Ein Jar-Archiv ist ein Zip-Typ mit erweiterten Eigenschaften, die in den Meta-Informationen festgelegt werden können. Dazu dient die Manifest-Datei.
Der Rest ist schlichtweg Unsinn.


----------



## The_S (20. Mrz 2008)

Die Rapperklassen sind cool, die seh ich öffters bei uns vor der Hauptschule  .

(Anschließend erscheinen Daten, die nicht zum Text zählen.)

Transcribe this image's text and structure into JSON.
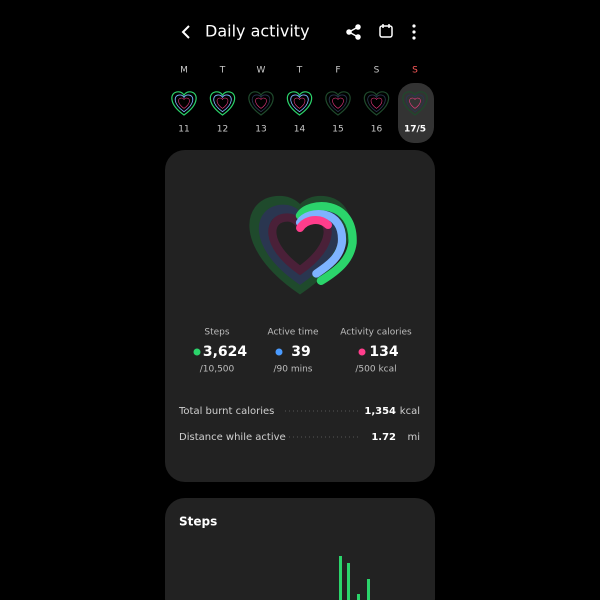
{
  "header": {
    "title": "Daily activity"
  },
  "week": {
    "days": [
      {
        "letter": "M",
        "date": "11"
      },
      {
        "letter": "T",
        "date": "12"
      },
      {
        "letter": "W",
        "date": "13"
      },
      {
        "letter": "T",
        "date": "14"
      },
      {
        "letter": "F",
        "date": "15"
      },
      {
        "letter": "S",
        "date": "16"
      },
      {
        "letter": "S",
        "date": "17/5"
      }
    ]
  },
  "summary": {
    "stats": [
      {
        "label": "Steps",
        "value": "3,624",
        "goal": "/10,500"
      },
      {
        "label": "Active time",
        "value": "39",
        "goal": "/90 mins"
      },
      {
        "label": "Activity calories",
        "value": "134",
        "goal": "/500 kcal"
      }
    ],
    "rows": [
      {
        "label": "Total burnt calories",
        "value": "1,354",
        "unit": "kcal"
      },
      {
        "label": "Distance while active",
        "value": "1.72",
        "unit": "mi"
      }
    ]
  },
  "steps_card": {
    "title": "Steps"
  }
}
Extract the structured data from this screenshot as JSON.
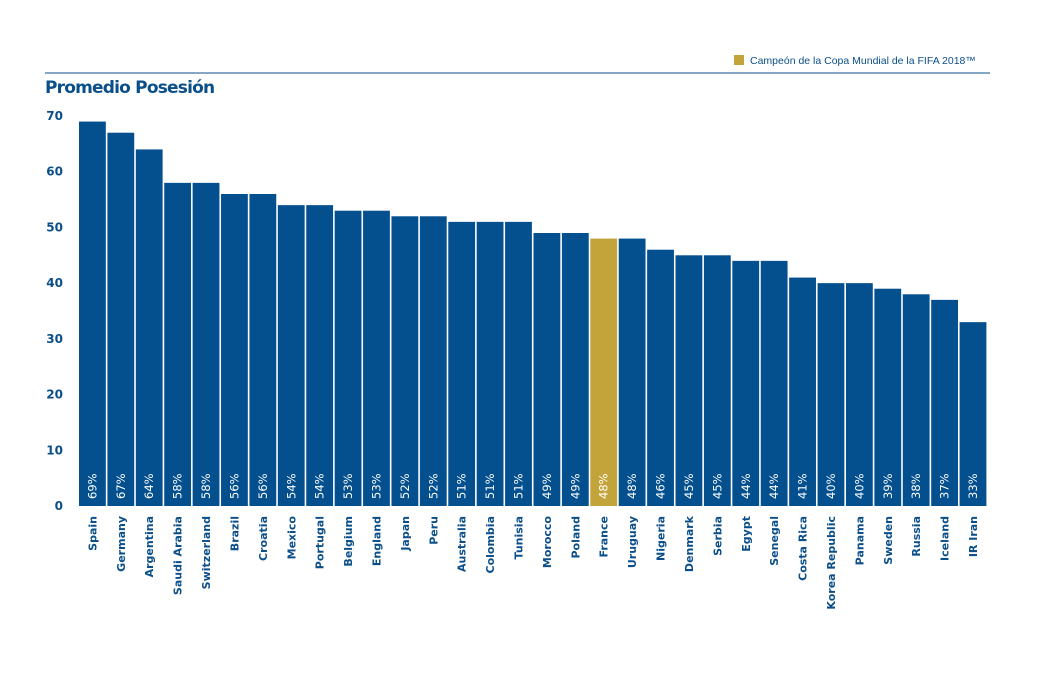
{
  "colors": {
    "bar": "#04508f",
    "highlight": "#c3a43a",
    "text": "#0b4f8a",
    "rule": "#0b4f8a",
    "value_label": "#ffffff",
    "value_label_highlight": "#1c4e7e"
  },
  "legend": {
    "label": "Campeón de la Copa Mundial de la FIFA 2018™",
    "placement": "top-right"
  },
  "chart_data": {
    "type": "bar",
    "title": "Promedio Posesión",
    "xlabel": "",
    "ylabel": "",
    "ylim": [
      0,
      70
    ],
    "yticks": [
      0,
      10,
      20,
      30,
      40,
      50,
      60,
      70
    ],
    "grid": false,
    "highlight_category": "France",
    "categories": [
      "Spain",
      "Germany",
      "Argentina",
      "Saudi Arabia",
      "Switzerland",
      "Brazil",
      "Croatia",
      "Mexico",
      "Portugal",
      "Belgium",
      "England",
      "Japan",
      "Peru",
      "Australia",
      "Colombia",
      "Tunisia",
      "Morocco",
      "Poland",
      "France",
      "Uruguay",
      "Nigeria",
      "Denmark",
      "Serbia",
      "Egypt",
      "Senegal",
      "Costa Rica",
      "Korea Republic",
      "Panama",
      "Sweden",
      "Russia",
      "Iceland",
      "IR Iran"
    ],
    "values": [
      69,
      67,
      64,
      58,
      58,
      56,
      56,
      54,
      54,
      53,
      53,
      52,
      52,
      51,
      51,
      51,
      49,
      49,
      48,
      48,
      46,
      45,
      45,
      44,
      44,
      41,
      40,
      40,
      39,
      38,
      37,
      33
    ],
    "value_labels": [
      "69%",
      "67%",
      "64%",
      "58%",
      "58%",
      "56%",
      "56%",
      "54%",
      "54%",
      "53%",
      "53%",
      "52%",
      "52%",
      "51%",
      "51%",
      "51%",
      "49%",
      "49%",
      "48%",
      "48%",
      "46%",
      "45%",
      "45%",
      "44%",
      "44%",
      "41%",
      "40%",
      "40%",
      "39%",
      "38%",
      "37%",
      "33%"
    ]
  }
}
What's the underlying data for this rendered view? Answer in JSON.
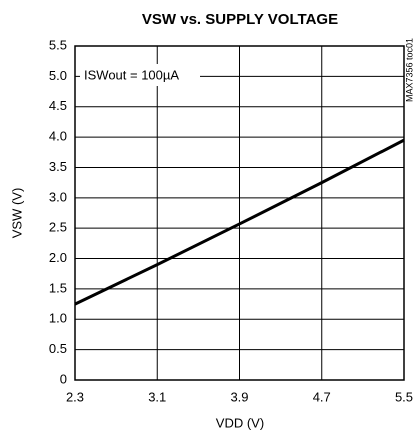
{
  "chart_data": {
    "type": "line",
    "title": "VSW vs. SUPPLY VOLTAGE",
    "x_label": "VDD (V)",
    "y_label": "VSW (V)",
    "annotation": "ISWout = 100µA",
    "side_note": "MAX7356 toc01",
    "x": [
      2.3,
      3.1,
      3.9,
      4.7,
      5.5
    ],
    "series": [
      {
        "name": "VSW",
        "color": "#000000",
        "values": [
          1.25,
          1.9,
          2.57,
          3.25,
          3.95
        ]
      }
    ],
    "xlim": [
      2.3,
      5.5
    ],
    "xticks": [
      2.3,
      3.1,
      3.9,
      4.7,
      5.5
    ],
    "ylim": [
      0,
      5.5
    ],
    "yticks": [
      0,
      0.5,
      {
        "value": 1,
        "label": "1.0"
      },
      1.5,
      {
        "value": 2,
        "label": "2.0"
      },
      2.5,
      {
        "value": 3,
        "label": "3.0"
      },
      3.5,
      {
        "value": 4,
        "label": "4.0"
      },
      4.5,
      {
        "value": 5,
        "label": "5.0"
      },
      5.5
    ],
    "grid": true
  }
}
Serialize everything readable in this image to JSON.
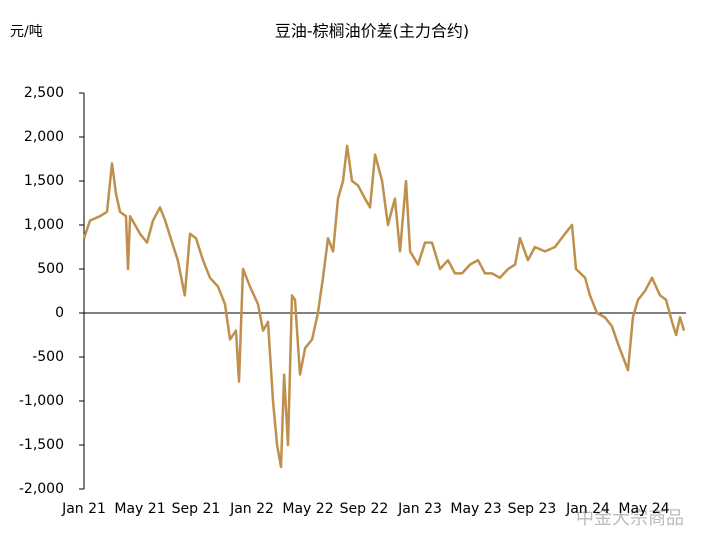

Wenn du Plattformabhängigkeit in kauf nimmst, kannst du z. B. mit WinRAR eine exe um deine JAR packen. Dieser kannst du dann ein beliebiges Icon zuweisen.


----------



## JPKI (20. Mrz 2008)

Ich verstehe nur nicht genau, wozu du deiner JAR unbedingt ein Icon zuweisen willst. Ist das so wichtig, dass du dafür die Plattforumunabhänigkeit von Java aufgibst?


----------



## The_S (20. Mrz 2008)

Für Windows-User ist das durchaus wichtig. Man kann ja mehrere Versionen anbieten, so ne kleine exe mit WinRAR außenrum machen, is ja nicht so der aufwand  .


----------



## L-ectron-X (20. Mrz 2008)

Die Idee ist gut. Hobbit, kannst du mal ein Tut mit einem kostenlosen Packer schreiben? Das könnte dann in die FAQ, weil die Frage häufiger kommt.


----------



## The_S (20. Mrz 2008)

Ich kenne bis jetzt allerdings nur WinRAR (ist ja keine Freeware, gibts aber als 40-Tage-Trial wenn mich nicht alles täuscht), welches eine solche exe mal eben so erstellen kann. Ansonsten sollte lässt sich sowas natürlich einrichten  .


----------



## Wolfgang Lenhard (20. Mrz 2008)

Du kannst das Icon des Jars auf Windows-Plattformen mittels http://djproject.sourceforge.net/main/index.html ändern.

Ciao


----------



## Verjigorm (20. Mrz 2008)

JPKI hat gesagt.:
			
		

> Ich verstehe nur nicht genau, wozu du deiner JAR unbedingt ein Icon zuweisen willst. Ist das so wichtig, dass du dafür die Plattforumunabhänigkeit von Java aufgibst?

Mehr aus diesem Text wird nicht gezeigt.